O filme Coração Valente, de Mel Gibson, retrata um costume antigo, dos tempos romanos, que na Idade Média fio recorrente: trata-se do "direito" conferido ao nobre de usufruto da noiva antes do pobre noivo camponês. Em Romeu e Julieta a gente vê o padre protegendo o direito de escolher o próprio par, coisa que na Idade Média não era ainda uma liberdade estável e aceita - a família negociava a noiva e indicava o marido que lhe convinha -, prevalecendo ainda resíduos dos velhos costumes romanos e pagãos. De fato sinto que a gente idealiza muito, tem uma tendência a estar idealizando a Antiguidade, o paganismo, uma série de coisas que não eram do jeito que a gente gostaria que tivessem sido. E isso é uma crença invalidadora das nossas conquistas, que contamina a gratidão pelas mesmas, gratidão que fortalece e renova nossa alma - como diria o jargão moderno, faz comprovado bem à saúde. Como dizia a poetisa Cora Coralina, hoje vivemos infinitamente melhor que ontem.

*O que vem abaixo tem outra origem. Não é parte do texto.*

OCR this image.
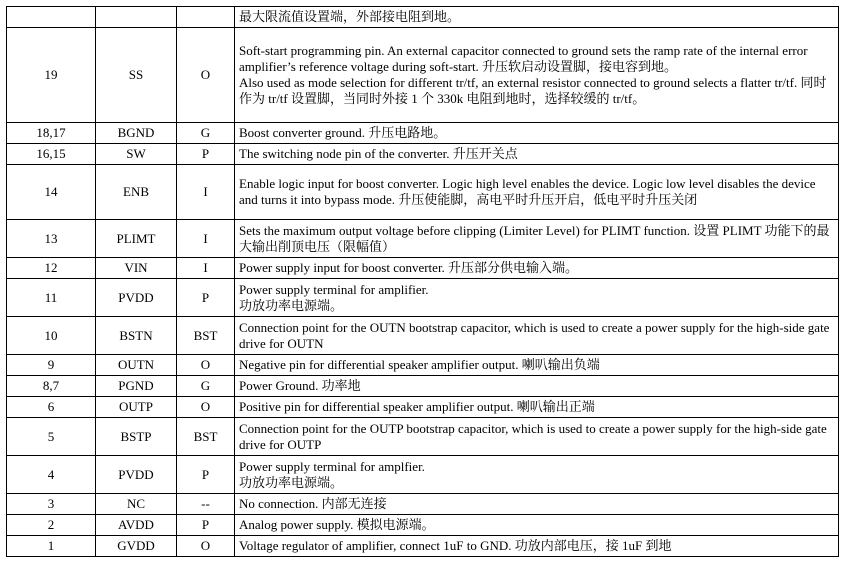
			最大限流值设置端，外部接电阻到地。

19	SS	O	Soft-start programming pin. An external capacitor connected to ground sets the ramp rate of the internal error amplifier’s reference voltage during soft-start. 升压软启动设置脚，接电容到地。
Also used as mode selection for different tr/tf, an external resistor connected to ground selects a flatter tr/tf. 同时作为 tr/tf 设置脚，当同时外接 1 个 330k 电阻到地时，选择较缓的 tr/tf。

18,17	BGND	G	Boost converter ground. 升压电路地。

16,15	SW	P	The switching node pin of the converter. 升压开关点

14	ENB	I	Enable logic input for boost converter. Logic high level enables the device. Logic low level disables the device and turns it into bypass mode. 升压使能脚，高电平时升压开启，低电平时升压关闭

13	PLIMT	I	Sets the maximum output voltage before clipping (Limiter Level) for PLIMT function. 设置 PLIMT 功能下的最大输出削顶电压（限幅值）

12	VIN	I	Power supply input for boost converter. 升压部分供电输入端。

11	PVDD	P	Power supply terminal for amplifier.
功放功率电源端。

10	BSTN	BST	Connection point for the OUTN bootstrap capacitor, which is used to create a power supply for the high-side gate drive for OUTN

9	OUTN	O	Negative pin for differential speaker amplifier output. 喇叭输出负端

8,7	PGND	G	Power Ground. 功率地

6	OUTP	O	Positive pin for differential speaker amplifier output. 喇叭输出正端

5	BSTP	BST	Connection point for the OUTP bootstrap capacitor, which is used to create a power supply for the high-side gate drive for OUTP

4	PVDD	P	Power supply terminal for amplfier.
功放功率电源端。

3	NC	--	No connection. 内部无连接

2	AVDD	P	Analog power supply. 模拟电源端。

1	GVDD	O	Voltage regulator of amplifier, connect 1uF to GND. 功放内部电压，接 1uF 到地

De minha parte procuro não criar, dentro do meu imaginário, nichos de ilusão paradisíacos, do tipo em outro tempo que passou era melhor. Meu Eldorado é aqui e agora. Na verdade, procuro me manter sobriamente atenta ao fato que tais Eldorados e Eras de Ouro estão dentro de mim e podem estar em construção, caso eu preste atenção. E a arquiteta sou eu mesma. Sonho e imaginação são funções validadoras do mito - essa força dentro de nós que é elemento de construção de utopias, construções cotidianas e constantemente renovadas, de geração a geração. O mito não está no passado ou em algum lugar, está dentro de nós, está no caminho, no caminhar mais que no chegar.

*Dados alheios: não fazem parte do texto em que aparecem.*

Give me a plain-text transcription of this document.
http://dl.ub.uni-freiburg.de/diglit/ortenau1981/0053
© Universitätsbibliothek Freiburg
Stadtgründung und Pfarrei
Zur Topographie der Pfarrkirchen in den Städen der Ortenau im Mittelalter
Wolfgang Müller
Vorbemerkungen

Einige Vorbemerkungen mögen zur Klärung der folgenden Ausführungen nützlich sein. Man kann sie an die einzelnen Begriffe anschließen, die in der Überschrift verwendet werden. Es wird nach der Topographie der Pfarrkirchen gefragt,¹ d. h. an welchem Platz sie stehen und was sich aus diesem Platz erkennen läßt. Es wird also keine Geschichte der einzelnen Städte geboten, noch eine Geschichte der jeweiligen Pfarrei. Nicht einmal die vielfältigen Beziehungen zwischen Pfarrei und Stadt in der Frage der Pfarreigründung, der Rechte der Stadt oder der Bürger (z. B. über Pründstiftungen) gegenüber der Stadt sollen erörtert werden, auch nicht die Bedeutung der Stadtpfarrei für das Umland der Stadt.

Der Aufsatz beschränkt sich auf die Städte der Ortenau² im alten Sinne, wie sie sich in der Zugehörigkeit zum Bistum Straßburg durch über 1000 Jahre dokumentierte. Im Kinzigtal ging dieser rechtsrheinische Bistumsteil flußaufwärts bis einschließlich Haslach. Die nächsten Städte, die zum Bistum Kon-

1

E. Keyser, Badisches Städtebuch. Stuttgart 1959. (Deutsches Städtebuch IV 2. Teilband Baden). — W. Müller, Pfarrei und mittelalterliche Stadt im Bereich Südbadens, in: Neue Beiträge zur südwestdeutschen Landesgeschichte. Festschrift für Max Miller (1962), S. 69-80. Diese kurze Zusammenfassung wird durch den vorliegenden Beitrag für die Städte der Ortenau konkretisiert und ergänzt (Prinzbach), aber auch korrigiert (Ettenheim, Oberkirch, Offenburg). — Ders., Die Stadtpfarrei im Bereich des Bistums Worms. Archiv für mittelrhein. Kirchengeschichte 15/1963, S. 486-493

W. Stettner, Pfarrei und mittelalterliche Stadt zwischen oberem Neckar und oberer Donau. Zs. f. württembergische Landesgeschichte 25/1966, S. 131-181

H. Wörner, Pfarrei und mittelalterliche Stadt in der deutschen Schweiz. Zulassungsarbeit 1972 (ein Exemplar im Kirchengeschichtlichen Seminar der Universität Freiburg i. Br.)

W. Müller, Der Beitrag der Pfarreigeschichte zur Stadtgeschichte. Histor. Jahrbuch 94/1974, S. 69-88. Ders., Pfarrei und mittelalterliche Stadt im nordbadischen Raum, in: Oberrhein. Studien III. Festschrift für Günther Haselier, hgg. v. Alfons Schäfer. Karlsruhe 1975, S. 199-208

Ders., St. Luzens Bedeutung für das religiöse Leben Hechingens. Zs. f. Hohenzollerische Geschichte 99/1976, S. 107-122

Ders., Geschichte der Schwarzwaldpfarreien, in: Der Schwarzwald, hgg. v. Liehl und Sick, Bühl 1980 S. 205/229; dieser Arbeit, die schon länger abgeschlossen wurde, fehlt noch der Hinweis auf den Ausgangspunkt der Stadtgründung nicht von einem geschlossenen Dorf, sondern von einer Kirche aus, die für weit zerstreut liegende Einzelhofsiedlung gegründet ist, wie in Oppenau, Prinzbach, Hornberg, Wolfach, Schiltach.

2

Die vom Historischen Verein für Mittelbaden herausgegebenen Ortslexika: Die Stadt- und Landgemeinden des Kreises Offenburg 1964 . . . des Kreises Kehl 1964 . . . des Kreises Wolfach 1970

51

Desde menina eu me deparei com ricas contradições - como canta a diva Mercedes: "defender mi ideologia, buena o mala pero mía, tan humana como la contradicción" - da cultura ocidental, como a do medo andando de mãos dadas com a compaixão. Minha mãe - que era severa e bela: sem dúvida tinha olhos impressionantemente belos que agora fitam a eternidade e estão a encantar o anjos - me ensinava desde pequena, ao lado de muitas normas e regras de boa conduta, que todas elas, mesmo rompidas pelo pecador, caso este se arrependesse na hora de morrer, ainda assim Deus o receberia certamente em seus braços. Ora, isto para mim era um mistério da compaixão e permanece em minha memória como uma maravilha do amor. É o tal olhar do observador que dá o tom - e o meu olhar sobre minhas origens culturais discerne o bom e o mal, a humanidade da contradição.
Identidade cultural é preciso, sem ela, viver é estar à deriva.